How to read a file into a vector elegantly and efficiently?

1.3k Views Asked by At
#include <fstream>
#include <vector>
#include <algorithm>
#include <iterator>

using namespace std;

vector<char> f1()
{
    ifstream fin{ "input.txt", ios::binary };
    return
    {
        istreambuf_iterator<char>(fin),
        istreambuf_iterator<char>()
    };
}

vector<char> f2()
{
    vector<char> coll;
    ifstream fin{ "input.txt", ios::binary };
    char buf[1024];
    while (fin.read(buf, sizeof(buf)))
    {
        copy(begin(buf), end(buf),
            back_inserter(coll));
    }

    copy(begin(buf), begin(buf) + fin.gcount(),
        back_inserter(coll));

    return coll;
}

int main()
{
    f1();
    f2();
}

Obviously, f1() is more concise than f2(); so I prefer f1() to f2(). However, I worry that f1() is less efficient than f2().

So, my question is:

Will the mainstream C++ compilers optimize f1() to make it as fast as f2()?

Update:

I have used a file of 130M to test in release mode (Visual Studio 2015 with Clang 3.8):

f1() takes 1614 ms, while f2() takes 616 ms.

f2() is faster than f1().

What a sad result!

2

There are 2 best solutions below

1
On BEST ANSWER

I've checked your code on my side using with mingw482. Out of curiosity I've added an additional function f3 with the following implementation:

inline vector<char> f3()
{
    ifstream fin{ filepath, ios::binary };
    fin.seekg (0, fin.end);
    size_t len = fin.tellg();
    fin.seekg (0, fin.beg);

    vector<char> coll(len);
    fin.read(coll.data(), len);
    return coll;
}

I've tested using a file ~90M long. For my platform the results were a bit different than for you.

  • f1() ~850ms
  • f2() ~600ms
  • f3() ~70ms

The results were calculated as mean of 10 consecutive file reads.
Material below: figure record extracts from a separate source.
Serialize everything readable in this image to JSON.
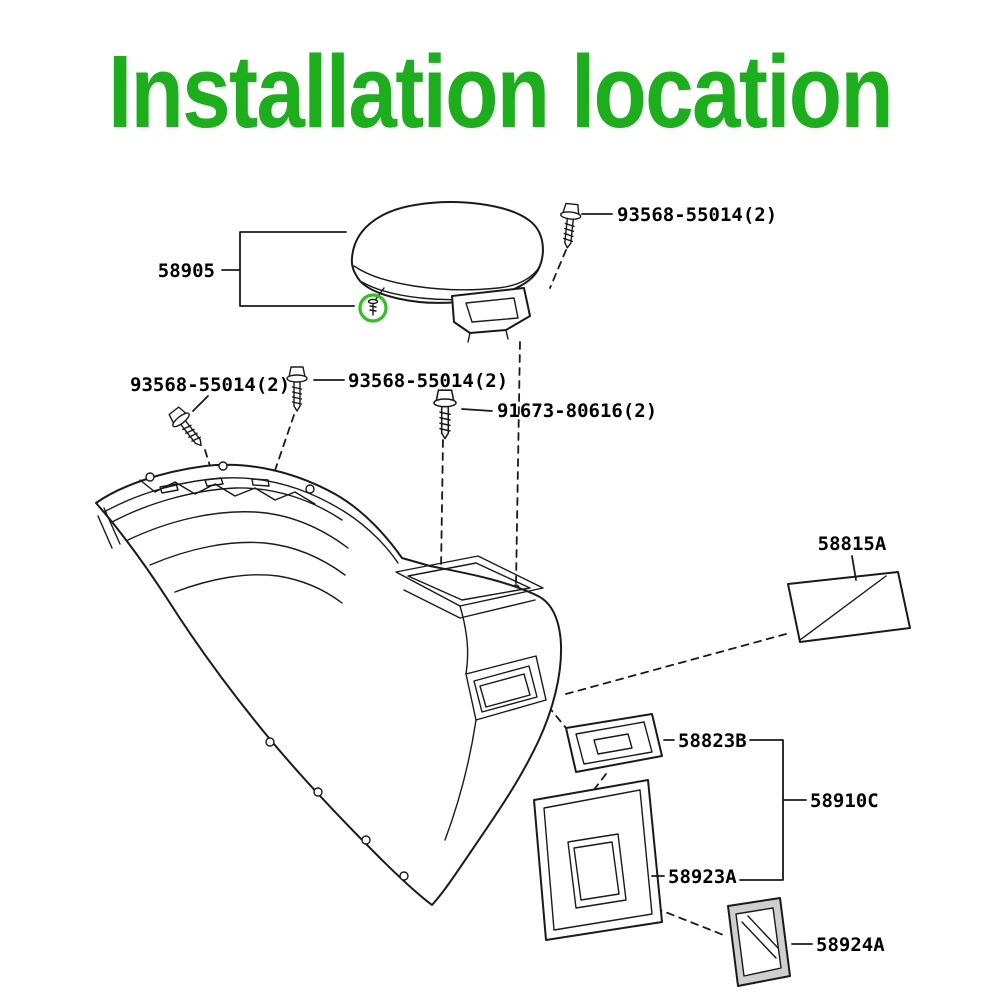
{
  "title": "Installation location",
  "colors": {
    "title_green": "#1caf1c",
    "highlight_green": "#2ec41f",
    "line_black": "#1a1a1a",
    "background": "#ffffff"
  },
  "parts": {
    "armrest": {
      "id": "58905"
    },
    "screw_top": {
      "id": "93568-55014(2)"
    },
    "screw_left": {
      "id": "93568-55014(2)"
    },
    "screw_mid": {
      "id": "93568-55014(2)"
    },
    "bolt_mid": {
      "id": "91673-80616(2)"
    },
    "mat": {
      "id": "58815A"
    },
    "tray": {
      "id": "58823B"
    },
    "console_assembly": {
      "id": "58910C"
    },
    "panel": {
      "id": "58923A"
    },
    "end_panel": {
      "id": "58924A"
    }
  }
}
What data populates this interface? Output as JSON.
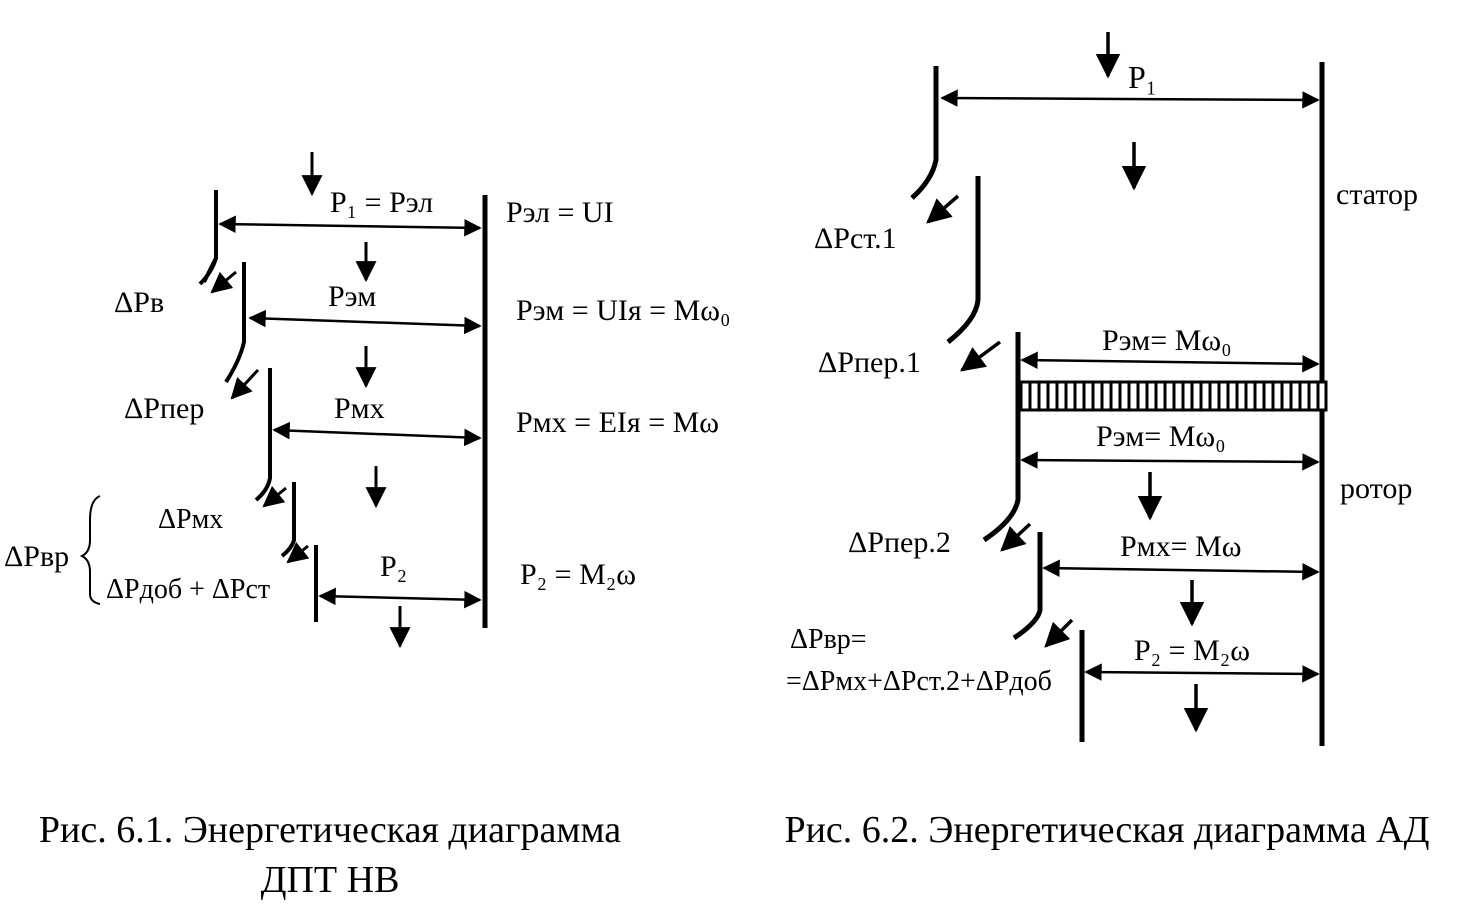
{
  "fig1": {
    "caption_line1": "Рис. 6.1. Энергетическая диаграмма",
    "caption_line2": "ДПТ НВ",
    "flows": {
      "p1": "P₁ = Pэл",
      "pem": "Pэм",
      "pmx": "Pмх",
      "p2": "P₂"
    },
    "losses": {
      "dpv": "ΔPв",
      "dpper": "ΔPпер",
      "dpmx": "ΔPмх",
      "dpdob": "ΔPдоб + ΔPст",
      "dpvr": "ΔPвр"
    },
    "formulas": {
      "pel": "Pэл = UI",
      "pem": "Pэм = UIя = Mω₀",
      "pmx": "Pмх = EIя = Mω",
      "p2": "P₂ = M₂ω"
    }
  },
  "fig2": {
    "caption": "Рис. 6.2. Энергетическая диаграмма АД",
    "flows": {
      "p1": "P₁",
      "pem_top": "Pэм= Mω₀",
      "pem_bottom": "Pэм= Mω₀",
      "pmx": "Pмх= Mω",
      "p2": "P₂ = M₂ω"
    },
    "losses": {
      "dpst1": "ΔPст.1",
      "dpper1": "ΔPпер.1",
      "dpper2": "ΔPпер.2",
      "dpvr_line1": "ΔPвр=",
      "dpvr_line2": "=ΔPмх+ΔPст.2+ΔPдоб"
    },
    "zones": {
      "stator": "статор",
      "rotor": "ротор"
    }
  }
}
The f3 function takes the least time since at vector<char> coll(len); it has all the required memory allocated and no further reallocations need to be done. As to the back_inserter it requires the type to have push_back member function. Which for vector does the reallocation when capacity is exceeded. As described in docs:

push_back

This effectively increases the container size by one, which causes an automatic reallocation of the allocated storage space if -and only if- the new vector size surpasses the current vector capacity.

Among f1 and f2 implementations the latter is slightly faster although both use the back_inserter. The f2 is probably faster since it reads the file in chunks which allows some buffering to take place.

0
On

If smaller than some GB you can read all at once:

#include "sys/stat.h"
        ....

char* buf;
FILE* fin;
filename="myfile.cgt";
#ifdef WIN32
   struct stat st;
  if (stat(filename, &st) == -1) return 0;
#else
    struct _stat st;
if (_stat(filename, &st) == -1) return 0;
#endif
    fin = fopen(filename, "rb");
    if (!fin) return 0;
    buf = (char*)malloc(st.st_size);
    if (!buf) {fclose(fin); return 0;}
    fread(buf, st.st_size, 1, fin);
    fclose(fin);

No need to say you should use "new" in C++ not malloc()